Strand PHIL.II Philanthropy and Civil Society
Standard PCS 02. Diverse Cultures
Benchmark E.2 Discuss the importance of respect for others.
Benchmark E.4 Demonstrate listening skills.
Standard PCS 05. Philanthropy and Government
Benchmark E.8 Describe classroom behaviors that help the students learn.
This lesson emphasizes the importance of respecting others and their opinions. Activities explore aspects of friendship and compromise.
The learner will:
- explain the phrase "Love your neighbor as yourself."
copies of handouts:
- Text from the Leviticus 19:18 and Commentary
- Interview Worksheet
Youth look for situations at home that could be helped by compromising.
- Babylonian Talmud, Tractate Shabbat
- Jewish Virtual Library
- The Chumash: The Stone Edition, Mesorah Publications Ltd. ISBN: 0899060145
Share what Kurt Vonnegut said, "Practicing an art, no matter how well or badly, is a way to make your soul grow."
Start a discussion about how we aren't great at everything we do, but practice is how we learn what we are good at and what our gift to the world will be. Listen to the young people discuss, stepping back to honor their thoughts without commentary or validation.
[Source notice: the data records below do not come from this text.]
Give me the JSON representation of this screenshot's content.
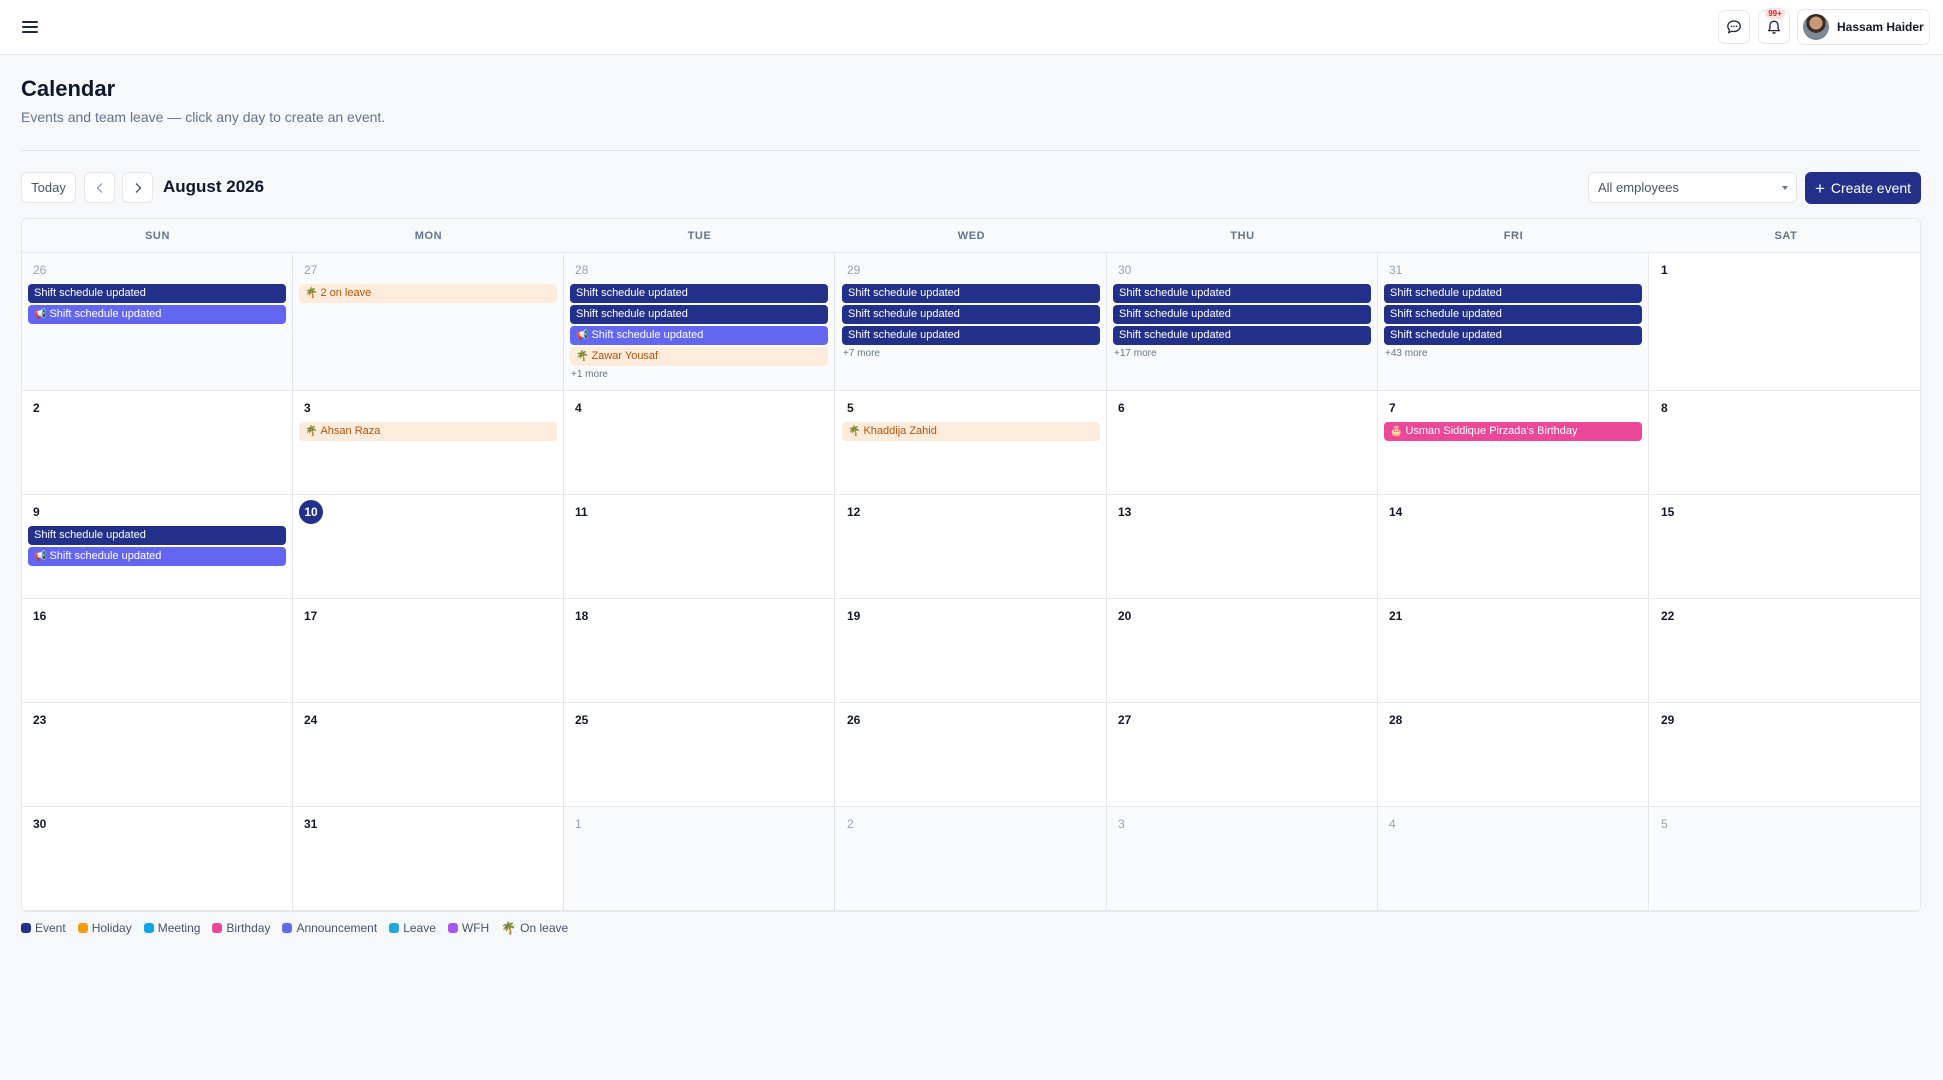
{
  "topbar": {
    "user_name": "Hassam Haider",
    "notifications_badge": "99+",
    "icons": [
      "menu-icon",
      "chat-icon",
      "bell-icon"
    ]
  },
  "header": {
    "title": "Calendar",
    "subtitle": "Events and team leave — click any day to create an event."
  },
  "toolbar": {
    "today_label": "Today",
    "month_label": "August 2026",
    "employee_filter": "All employees",
    "create_label": "Create event"
  },
  "calendar": {
    "weekdays": [
      "SUN",
      "MON",
      "TUE",
      "WED",
      "THU",
      "FRI",
      "SAT"
    ],
    "weeks": [
      [
        {
          "day": "26",
          "outside": true,
          "events": [
            {
              "type": "event",
              "label": "Shift schedule updated"
            },
            {
              "type": "announcement",
              "icon": "📢",
              "label": "Shift schedule updated"
            }
          ]
        },
        {
          "day": "27",
          "outside": true,
          "events": [
            {
              "type": "leave",
              "icon": "🌴",
              "label": "2 on leave"
            }
          ]
        },
        {
          "day": "28",
          "outside": true,
          "events": [
            {
              "type": "event",
              "label": "Shift schedule updated"
            },
            {
              "type": "event",
              "label": "Shift schedule updated"
            },
            {
              "type": "announcement",
              "icon": "📢",
              "label": "Shift schedule updated"
            },
            {
              "type": "leave",
              "icon": "🌴",
              "label": "Zawar Yousaf"
            }
          ],
          "more": "+1 more"
        },
        {
          "day": "29",
          "outside": true,
          "events": [
            {
              "type": "event",
              "label": "Shift schedule updated"
            },
            {
              "type": "event",
              "label": "Shift schedule updated"
            },
            {
              "type": "event",
              "label": "Shift schedule updated"
            }
          ],
          "more": "+7 more"
        },
        {
          "day": "30",
          "outside": true,
          "events": [
            {
              "type": "event",
              "label": "Shift schedule updated"
            },
            {
              "type": "event",
              "label": "Shift schedule updated"
            },
            {
              "type": "event",
              "label": "Shift schedule updated"
            }
          ],
          "more": "+17 more"
        },
        {
          "day": "31",
          "outside": true,
          "events": [
            {
              "type": "event",
              "label": "Shift schedule updated"
            },
            {
              "type": "event",
              "label": "Shift schedule updated"
            },
            {
              "type": "event",
              "label": "Shift schedule updated"
            }
          ],
          "more": "+43 more"
        },
        {
          "day": "1",
          "outside": false,
          "events": []
        }
      ],
      [
        {
          "day": "2",
          "outside": false,
          "events": []
        },
        {
          "day": "3",
          "outside": false,
          "events": [
            {
              "type": "leave",
              "icon": "🌴",
              "label": "Ahsan Raza"
            }
          ]
        },
        {
          "day": "4",
          "outside": false,
          "events": []
        },
        {
          "day": "5",
          "outside": false,
          "events": [
            {
              "type": "leave",
              "icon": "🌴",
              "label": "Khaddija Zahid"
            }
          ]
        },
        {
          "day": "6",
          "outside": false,
          "events": []
        },
        {
          "day": "7",
          "outside": false,
          "events": [
            {
              "type": "birthday",
              "icon": "🎂",
              "label": "Usman Siddique Pirzada's Birthday"
            }
          ]
        },
        {
          "day": "8",
          "outside": false,
          "events": []
        }
      ],
      [
        {
          "day": "9",
          "outside": false,
          "events": [
            {
              "type": "event",
              "label": "Shift schedule updated"
            },
            {
              "type": "announcement",
              "icon": "📢",
              "label": "Shift schedule updated"
            }
          ]
        },
        {
          "day": "10",
          "outside": false,
          "today": true,
          "events": []
        },
        {
          "day": "11",
          "outside": false,
          "events": []
        },
        {
          "day": "12",
          "outside": false,
          "events": []
        },
        {
          "day": "13",
          "outside": false,
          "events": []
        },
        {
          "day": "14",
          "outside": false,
          "events": []
        },
        {
          "day": "15",
          "outside": false,
          "events": []
        }
      ],
      [
        {
          "day": "16",
          "outside": false,
          "events": []
        },
        {
          "day": "17",
          "outside": false,
          "events": []
        },
        {
          "day": "18",
          "outside": false,
          "events": []
        },
        {
          "day": "19",
          "outside": false,
          "events": []
        },
        {
          "day": "20",
          "outside": false,
          "events": []
        },
        {
          "day": "21",
          "outside": false,
          "events": []
        },
        {
          "day": "22",
          "outside": false,
          "events": []
        }
      ],
      [
        {
          "day": "23",
          "outside": false,
          "events": []
        },
        {
          "day": "24",
          "outside": false,
          "events": []
        },
        {
          "day": "25",
          "outside": false,
          "events": []
        },
        {
          "day": "26",
          "outside": false,
          "events": []
        },
        {
          "day": "27",
          "outside": false,
          "events": []
        },
        {
          "day": "28",
          "outside": false,
          "events": []
        },
        {
          "day": "29",
          "outside": false,
          "events": []
        }
      ],
      [
        {
          "day": "30",
          "outside": false,
          "events": []
        },
        {
          "day": "31",
          "outside": false,
          "events": []
        },
        {
          "day": "1",
          "outside": true,
          "events": []
        },
        {
          "day": "2",
          "outside": true,
          "events": []
        },
        {
          "day": "3",
          "outside": true,
          "events": []
        },
        {
          "day": "4",
          "outside": true,
          "events": []
        },
        {
          "day": "5",
          "outside": true,
          "events": []
        }
      ]
    ]
  },
  "legend": [
    {
      "label": "Event",
      "color": "#22308a"
    },
    {
      "label": "Holiday",
      "color": "#f59e0b"
    },
    {
      "label": "Meeting",
      "color": "#0ea5e9"
    },
    {
      "label": "Birthday",
      "color": "#ec4899"
    },
    {
      "label": "Announcement",
      "color": "#6366f1"
    },
    {
      "label": "Leave",
      "color": "#22a6d8"
    },
    {
      "label": "WFH",
      "color": "#a855f7"
    },
    {
      "label": "On leave",
      "icon": "🌴"
    }
  ]
}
Read the text from Leviticus 19:16 and the sources commenting on the importance of this verse. Ask the young people to explain the statement of Rabbi Hillel. Discuss: What does it mean to treat others as you wish to be treated and why is that so important.
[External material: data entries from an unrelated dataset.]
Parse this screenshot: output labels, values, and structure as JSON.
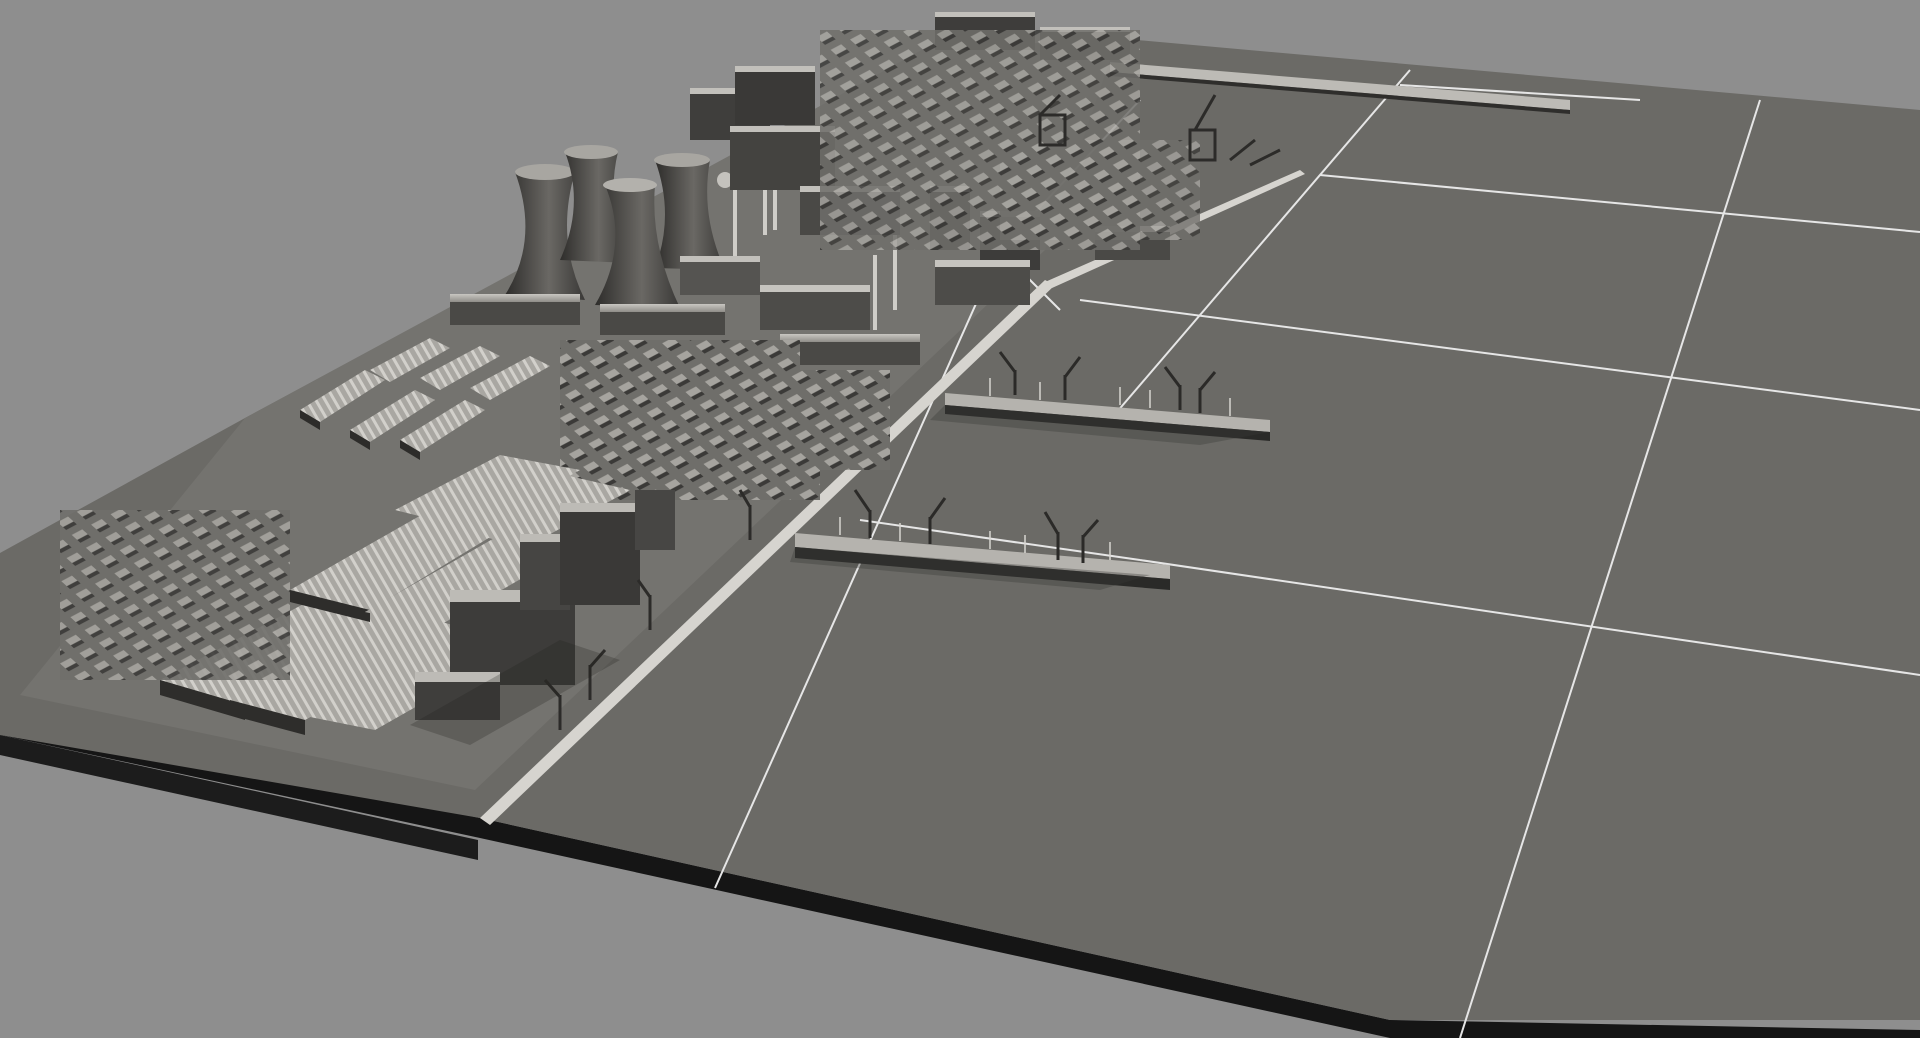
{
  "scene": {
    "subject": "3d-industrial-port-model",
    "render_style": "grayscale-clay",
    "colors": {
      "background": "#8e8e8e",
      "ground_top": "#6b6a66",
      "ground_side": "#1a1a1a",
      "grid_line": "#e8e8e8",
      "building_light": "#b9b7b2",
      "building_mid": "#8a8884",
      "building_dark": "#3e3d3b",
      "shadow": "#2a2a28"
    }
  }
}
In partners, youth interview one another on how they would like to be treated. The Interview handout is an optional guide. Make it clear that one person asks and listens while the other talks for three minutes. Then they switch roles for three minutes. Then they each get one minute to reflect again.
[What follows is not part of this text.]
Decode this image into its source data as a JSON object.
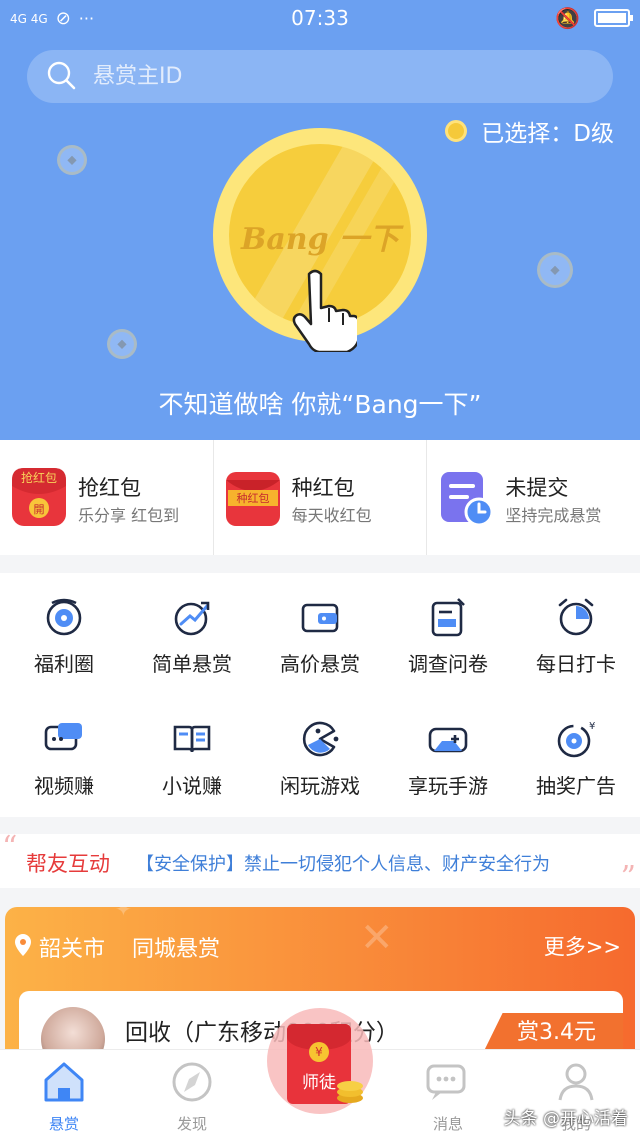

Bring the group back together and discuss their observations and what surprised them about the interview. Brainstorm tips for how to treat strangers, friends, and people you work on projects with.
Define compromise as "each person giving a little and each person getting a little." Discuss what they think are the benefits and challenges of compromise.
In the same pairs, have the youth illustrate and label an example of compromising with someone at home, on the school playground, or in a assignment. It should demonstrate how one should properly treat a friend. The learners begin by each telling their ideas about their illustration if they were on their own, and then they combine their ideas, each one honoring an idea of the other.
After the illustrations are complete, share them with the whole group and have pairs reflect on what was good about compromising and what was difficult about compromising.